South African xenophobic attacks

While we all condemn the South African xenophobic attacks, it is important that we ask ourselves a fundamental question. Are we really pained with the attacks and sincere in our condemnations?

As I analyse the attacks, I find it very difficult to agree that we are sincere and genuinely troubled with the South African situation. Reason being that across the length and breadth of Nigeria, there are pervasive actions and inactions of our leaders that clearly demonstrate their intensive creation and support for situations that cause attacks similar and worse than the South African ones.

If we are genuinely concerned with South African situation, the best way to demonstrate it is to committedly ensure that we do not replicate the causative factors in Nigeria. Unfortunately, we seem to be doing exactly the opposite –creating, supporting and sustaining the sources of such attacks.

These include the different forms of wrong and lack of policies, actions and inactions of oppression, marginalisation, tribal persecution, negligence and other social vices that negate or suppress the freedoms and opportunities of citizens.

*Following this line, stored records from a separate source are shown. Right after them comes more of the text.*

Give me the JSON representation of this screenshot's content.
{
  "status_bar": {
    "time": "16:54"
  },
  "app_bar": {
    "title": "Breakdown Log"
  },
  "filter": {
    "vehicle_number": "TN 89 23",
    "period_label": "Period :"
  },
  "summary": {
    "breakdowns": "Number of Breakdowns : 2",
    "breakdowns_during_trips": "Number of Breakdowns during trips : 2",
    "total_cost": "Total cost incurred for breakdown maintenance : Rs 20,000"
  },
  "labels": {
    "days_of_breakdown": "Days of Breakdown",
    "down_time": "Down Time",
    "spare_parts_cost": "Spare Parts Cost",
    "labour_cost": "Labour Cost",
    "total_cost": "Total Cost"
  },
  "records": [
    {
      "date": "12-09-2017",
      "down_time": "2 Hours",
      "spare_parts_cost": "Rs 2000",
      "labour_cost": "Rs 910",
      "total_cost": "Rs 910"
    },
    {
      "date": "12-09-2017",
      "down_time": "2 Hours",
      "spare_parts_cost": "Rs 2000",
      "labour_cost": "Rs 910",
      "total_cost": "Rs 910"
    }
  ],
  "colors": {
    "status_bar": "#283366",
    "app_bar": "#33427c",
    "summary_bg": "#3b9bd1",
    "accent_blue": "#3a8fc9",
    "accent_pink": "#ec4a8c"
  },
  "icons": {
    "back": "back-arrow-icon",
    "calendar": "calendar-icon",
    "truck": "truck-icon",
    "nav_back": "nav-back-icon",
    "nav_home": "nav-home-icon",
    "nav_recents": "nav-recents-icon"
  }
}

When our governors confiscate over N500 million monthly in the guise of security votes rather than use the money to improve the primary and secondary education or the health sectors of their state, then we are preparing for attacks similar to the South African ones. Not only do they confiscate hundreds of millions of naira, many of them seem to have abdicated their governance responsibilities such as job creation and provision of basic development amenities.

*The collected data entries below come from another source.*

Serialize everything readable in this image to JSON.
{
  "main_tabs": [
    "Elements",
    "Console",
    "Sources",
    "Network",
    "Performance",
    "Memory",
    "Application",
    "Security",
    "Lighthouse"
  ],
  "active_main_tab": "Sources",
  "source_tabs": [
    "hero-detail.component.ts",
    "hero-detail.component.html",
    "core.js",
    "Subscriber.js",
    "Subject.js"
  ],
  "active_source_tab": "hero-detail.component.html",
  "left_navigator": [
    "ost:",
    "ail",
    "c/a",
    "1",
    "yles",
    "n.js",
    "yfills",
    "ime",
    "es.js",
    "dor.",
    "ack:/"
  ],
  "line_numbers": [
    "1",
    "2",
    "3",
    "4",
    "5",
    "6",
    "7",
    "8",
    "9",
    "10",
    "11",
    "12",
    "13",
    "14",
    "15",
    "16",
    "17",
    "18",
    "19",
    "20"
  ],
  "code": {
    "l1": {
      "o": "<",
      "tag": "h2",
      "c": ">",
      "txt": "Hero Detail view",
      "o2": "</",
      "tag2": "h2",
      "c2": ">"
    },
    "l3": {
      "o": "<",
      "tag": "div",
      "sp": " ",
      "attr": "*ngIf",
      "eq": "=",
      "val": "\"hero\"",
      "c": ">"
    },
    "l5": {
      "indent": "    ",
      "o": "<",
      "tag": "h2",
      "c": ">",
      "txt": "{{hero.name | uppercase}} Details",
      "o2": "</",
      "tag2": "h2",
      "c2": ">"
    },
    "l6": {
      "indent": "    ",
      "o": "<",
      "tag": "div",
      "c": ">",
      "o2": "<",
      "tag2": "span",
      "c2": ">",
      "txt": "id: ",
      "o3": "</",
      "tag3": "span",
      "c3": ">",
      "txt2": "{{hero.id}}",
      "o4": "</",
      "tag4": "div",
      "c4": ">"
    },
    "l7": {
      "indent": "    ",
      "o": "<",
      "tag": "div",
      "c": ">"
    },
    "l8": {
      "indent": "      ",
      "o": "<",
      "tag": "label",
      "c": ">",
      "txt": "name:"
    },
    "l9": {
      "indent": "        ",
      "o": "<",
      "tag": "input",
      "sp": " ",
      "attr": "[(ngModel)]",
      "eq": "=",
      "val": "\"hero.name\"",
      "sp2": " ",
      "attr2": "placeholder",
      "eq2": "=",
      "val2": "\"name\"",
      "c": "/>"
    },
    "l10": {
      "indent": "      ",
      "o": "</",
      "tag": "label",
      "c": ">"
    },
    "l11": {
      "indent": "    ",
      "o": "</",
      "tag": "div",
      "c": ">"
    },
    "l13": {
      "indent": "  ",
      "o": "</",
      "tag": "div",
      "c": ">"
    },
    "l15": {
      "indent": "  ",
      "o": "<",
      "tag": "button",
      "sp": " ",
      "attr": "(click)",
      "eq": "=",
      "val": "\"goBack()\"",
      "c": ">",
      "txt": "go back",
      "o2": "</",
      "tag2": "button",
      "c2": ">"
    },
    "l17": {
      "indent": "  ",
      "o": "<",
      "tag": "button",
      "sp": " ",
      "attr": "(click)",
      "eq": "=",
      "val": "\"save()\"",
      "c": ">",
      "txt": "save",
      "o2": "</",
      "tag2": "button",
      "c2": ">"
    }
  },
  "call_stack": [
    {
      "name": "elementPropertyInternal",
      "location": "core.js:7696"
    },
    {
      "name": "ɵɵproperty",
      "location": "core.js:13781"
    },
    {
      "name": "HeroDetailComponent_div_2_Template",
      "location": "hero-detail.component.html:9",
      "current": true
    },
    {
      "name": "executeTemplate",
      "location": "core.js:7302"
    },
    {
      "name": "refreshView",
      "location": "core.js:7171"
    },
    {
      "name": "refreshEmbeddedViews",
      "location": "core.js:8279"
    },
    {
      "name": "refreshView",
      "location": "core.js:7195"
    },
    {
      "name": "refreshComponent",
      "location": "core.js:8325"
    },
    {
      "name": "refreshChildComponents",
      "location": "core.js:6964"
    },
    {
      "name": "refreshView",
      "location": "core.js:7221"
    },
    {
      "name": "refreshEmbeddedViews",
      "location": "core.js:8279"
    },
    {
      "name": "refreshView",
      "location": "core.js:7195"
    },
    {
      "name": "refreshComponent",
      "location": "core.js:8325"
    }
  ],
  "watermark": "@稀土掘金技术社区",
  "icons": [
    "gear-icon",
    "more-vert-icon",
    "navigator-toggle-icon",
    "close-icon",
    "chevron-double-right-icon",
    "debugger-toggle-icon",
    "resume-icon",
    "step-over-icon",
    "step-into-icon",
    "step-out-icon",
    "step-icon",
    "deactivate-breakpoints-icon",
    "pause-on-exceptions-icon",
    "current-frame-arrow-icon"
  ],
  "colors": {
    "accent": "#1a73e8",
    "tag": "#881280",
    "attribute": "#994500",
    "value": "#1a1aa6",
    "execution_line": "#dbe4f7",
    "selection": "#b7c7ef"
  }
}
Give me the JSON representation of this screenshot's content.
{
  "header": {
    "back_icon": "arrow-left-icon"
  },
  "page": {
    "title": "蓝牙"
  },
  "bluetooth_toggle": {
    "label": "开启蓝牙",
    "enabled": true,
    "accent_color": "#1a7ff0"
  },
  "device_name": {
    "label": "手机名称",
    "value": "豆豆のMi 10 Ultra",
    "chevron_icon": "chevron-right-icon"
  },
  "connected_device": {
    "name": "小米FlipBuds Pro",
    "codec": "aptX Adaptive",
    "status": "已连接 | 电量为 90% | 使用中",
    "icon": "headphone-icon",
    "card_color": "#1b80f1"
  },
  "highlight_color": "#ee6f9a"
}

Rather than innovatively govern their states, many prefer to junket across globe with obscene displays of very wasteful life styles while escalating the unsustainable debts of their states. In such situations which is regrettably true of many of our states, the only feelings and behaviour that will emerge and grow will be that similar to the ones that cause xenophobic attacks in South Africa.

When through ineptitude and negligence, we are now confronted with about $85 billion debt and a possible liability of about $10 billion, we are getting ready for a fiscal crisis that will embolden attacks similar to South Africa.

As about 100 million Nigerians cannot afford the basic needs of life and described as extremely poor with the supposed ameliorative economic plans evidently ineffective, then we are preparing grounds for attacks worse than South African ones.

This is also the case when the major sea ports in the country remain largely inaccessible, power generation seemingly impossible, and farm cultivation significantly reduced due to unprecedented insecurity. With our villages and communities repeatedly attacked with many killed, injured and others permanently displaced within their country, are we not worse than South Africans.

South Africans are killing and chasing away foreigners but we are killing and maiming fellow Nigerians – our country men, women and children. With many of those killed and displaced helpless and unable to fight back, the feelings of hate, oppression and desire to revenge are deep.

An encounter with my Uber driver, Jonah from Chibok is a vivid example of South Africa in Nigeria. After running away from Chibok about 8 years ago, Jonah is unable to return or visit his most cherished village, powerless to see or even hear from his mother and younger ones. He is left frustrated and deeply embittered while he toils for daily survival on the streets of Lagos.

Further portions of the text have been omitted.